5. A placed-based approach

  • We are keen to work with the Government to improve join-up across asylum and resettlement programmes in a way that recognises cumulative impacts on councils. Each programme is led by different government departments and has a range of different funding, data, engagement, and support and accommodation requirements, even if individuals have similar needs for local services. Although the Government has agreed to work towards a more placed-based approach to asylum and resettlement, a siloed approach to programmes often results in a range of schemes being concentrated in specific locations. We are keen to see a cross-system approach, underpinned by regular strategic level engagement between relevant Ministers and local government leadership across the UK, on both the current issues flagged above and on longer-term political sensitive issues, such as access to employment and housing. 
  • Given wider housing pressures, asylum and resettlement also affects all councils’ capacity to source accommodation both for new arrivals and for all those in housing need in their local area. Having access secure and permanent housing is key to enabling those seeking asylum to properly integrate and feel settled.
  • We have suggested joint work across local and central government to explore how to increase the supply of sufficient and appropriate accommodation for all groups of new arrivals, both given current housing pressures and in the context of the proposed consultation on reforms to social housing allocations. This approach to increasing housing supply should build on learning from the Local Authority Housing Fund (LAHF) which has enabled councils to increase their social housing stock to accommodate Afghans, Ukrainians and the wider homelessness population. Further information on accommodation pressures for Ukrainian and Afghan arrivals and on solutions to wider current housing pressures are given below. 
  • In the longer term, given the current challenges with providers and as part of their 10-year review of asylum accommodation, the Home Office are considering different approaches to the provision of asylum accommodation and support. [Investigation into asylum accommodation - NAO report] Currently, contracts with their four providers are in place until August 2029 with a potential break clause in 2026. 
  • If councils were funded to play a more active role in both sourcing and increasing accommodation supply, this would need to be subject to some key principles including: sufficient and sustainable funding and incentives; the need for participation to remain voluntary; any risks to be agreed and mitigated; and for any new accommodation to form part of regional plans.
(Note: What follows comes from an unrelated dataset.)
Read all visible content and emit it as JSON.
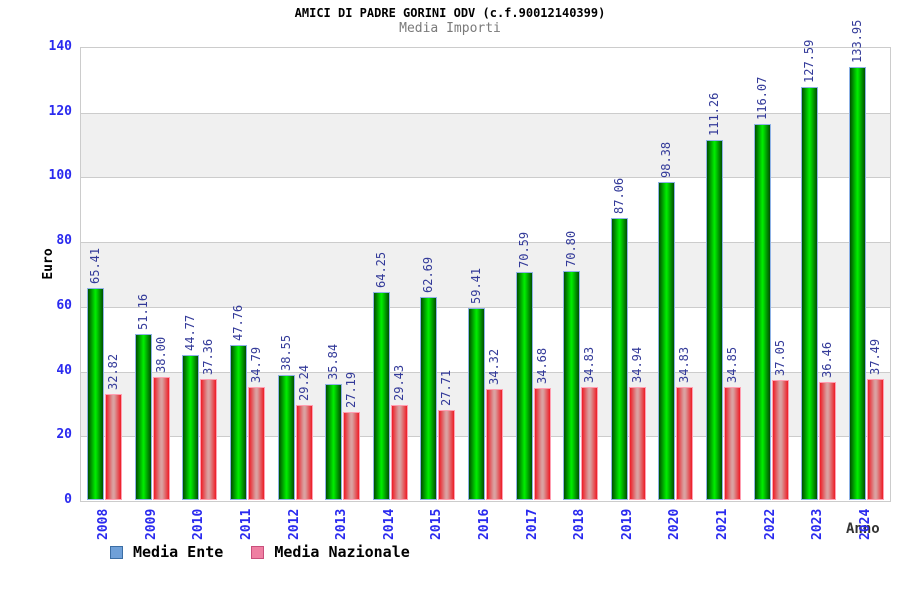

6. LGA asks on housing and homelessness pressures

  • Building more genuinely affordable homes remains the best way to help families and individuals meet housing costs, provide homes to rent, reduce homelessness and tackle council housing waiting lists in the long term. The Government must urgently implement our six-point plan to give councils the powers.
  • We are disappointed that the Spring Budget provided no support to address the spiralling cost of temporary accommodation. Councils are spending more than £1.74 billion supporting 104,000 households in temporary accommodation, both the highest figures since records began. The restoration of Local Housing Allowance rates to the 30th percentile of market rents from April 2024, announced at Autumn Statement 2023, is a welcome step. However, it is disappointing that the Government has not taken the opportunity to uprate the subsidy for claims in respect of people living in temporary accommodation which remains capped at 90 per cent of January 2011 rates.